Uma expressão comum da nossa língua diz que, quando alguém é bom, vale seu peso em ouro. No Japão medieval, era o arroz que dava a medida do valor de alguém. Ele era a moeda para o pagamento dos samurais. A remuneração se baseava numa unidade chamada “koku”, a quantidade necessária do grão para alimentar uma pessoa por um ano – algo em torno de 150 quilos. Quanto mais arroz um guerreiro recebia, maior seu status.
Já no Japão atual, de onde aliás escrevo este texto, um saco de 60 kg de arroz está custando o equivalente a mil reais – decorrência de uma safra ruim em 2023 e de percalços atuais da economia japonesa. Algumas lojas, diante da escassez, chegam a colocar cartazes sugerindo que os consumidores levem macarrão ou pão no lugar do grão. Não é uma troca fácil de imaginar em um país onde o arroz é base para a alimentação.
Não só os japoneses veem o arroz como o mais primordial dos alimentos. Em todo lugar, ele representa fartura, e não é à toa que, em vários países, é jogado sobre os noivos ao final do casamento como desejo de prosperidade. Na Índia, numa variante desse ato, é a noiva que lança punhados do grão ao sair da casa dos pais, expressando gratidão e o anseio de que nada falte no lar que deixa para trás.

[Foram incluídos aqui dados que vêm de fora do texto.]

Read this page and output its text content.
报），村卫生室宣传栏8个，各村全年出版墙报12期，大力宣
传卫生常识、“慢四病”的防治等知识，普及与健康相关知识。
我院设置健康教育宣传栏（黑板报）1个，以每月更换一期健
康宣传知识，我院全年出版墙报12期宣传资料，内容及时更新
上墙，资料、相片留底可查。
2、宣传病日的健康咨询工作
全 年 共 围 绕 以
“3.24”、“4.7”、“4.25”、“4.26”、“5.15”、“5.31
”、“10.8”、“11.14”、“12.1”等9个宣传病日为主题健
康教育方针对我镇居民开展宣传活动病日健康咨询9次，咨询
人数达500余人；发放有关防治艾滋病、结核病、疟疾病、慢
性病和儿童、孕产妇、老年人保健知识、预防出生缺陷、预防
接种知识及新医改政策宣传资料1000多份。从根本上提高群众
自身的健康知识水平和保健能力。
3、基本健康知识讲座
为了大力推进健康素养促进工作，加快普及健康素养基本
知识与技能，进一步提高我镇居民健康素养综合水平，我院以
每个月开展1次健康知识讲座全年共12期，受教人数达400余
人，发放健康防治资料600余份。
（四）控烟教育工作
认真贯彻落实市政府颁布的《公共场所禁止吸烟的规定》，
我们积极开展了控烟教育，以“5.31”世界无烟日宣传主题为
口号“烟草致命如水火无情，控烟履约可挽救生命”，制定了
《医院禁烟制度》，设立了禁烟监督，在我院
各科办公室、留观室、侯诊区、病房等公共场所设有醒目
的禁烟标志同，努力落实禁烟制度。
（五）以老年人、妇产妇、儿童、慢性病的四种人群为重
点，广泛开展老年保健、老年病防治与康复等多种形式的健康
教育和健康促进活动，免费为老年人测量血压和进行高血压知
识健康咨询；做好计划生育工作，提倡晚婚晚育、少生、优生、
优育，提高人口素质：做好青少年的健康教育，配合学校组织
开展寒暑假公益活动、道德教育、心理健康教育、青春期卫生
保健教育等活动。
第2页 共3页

Na China, onde o cereal se desenvolveu há cerca de 9.000 anos, ainda hoje se repete que nem mesmo um grão de arroz deve ser desperdiçado. Em mosteiros budistas, depois de consumirem o arroz, bebe-se a água com que se enxaguou a tigela. O grão chinês se espalhou para o Sudeste Asiático e, com a invasão moura na Índia, chegou à Península Ibérica, de onde fez sua travessia transatlântica.
Os conquistadores espanhóis o levaram a seus domínios. E os portugueses, para o Brasil. Já nos Estados Unidos, os responsáveis não foram os senhores, mas os escravos, que começaram a cultivá-lo com técnicas levadas da África, onde uma variedade do grão tinha se desenvolvido em paralelo à asiática.
O cereal se tornou tão básico que, em quase todos os lugares, é plantado para alimentar a população local – só 10% da produção total é comercializada globalmente. Assim, está na base de muitos pratos nacionais que se tornaram conhecidos mundo afora.
No Portugal dos meus pais, é servido com pato ou alheira; na Itália, em inúmeras variações de risoto – que adoro preparado sem manteiga, aproveitando a cremosidade natural do amido. E, claro, está no centro da mesa brasileira, ao lado do feijão (ou em cima, ou embaixo – uma discussão interminável).
Por ser tão essencial, o arroz já mitigou crises e também causou algumas, como a que agora enfrentam os japoneses.
Hoje, o cultivo enfrenta novos desafios. Plantar arroz exige muita água; a técnica inundada, mais comum, afeta o aquecimento global e é afetada por ele. Outras regiões da Ásia também sofrem perdas de produtividade e picos de preços.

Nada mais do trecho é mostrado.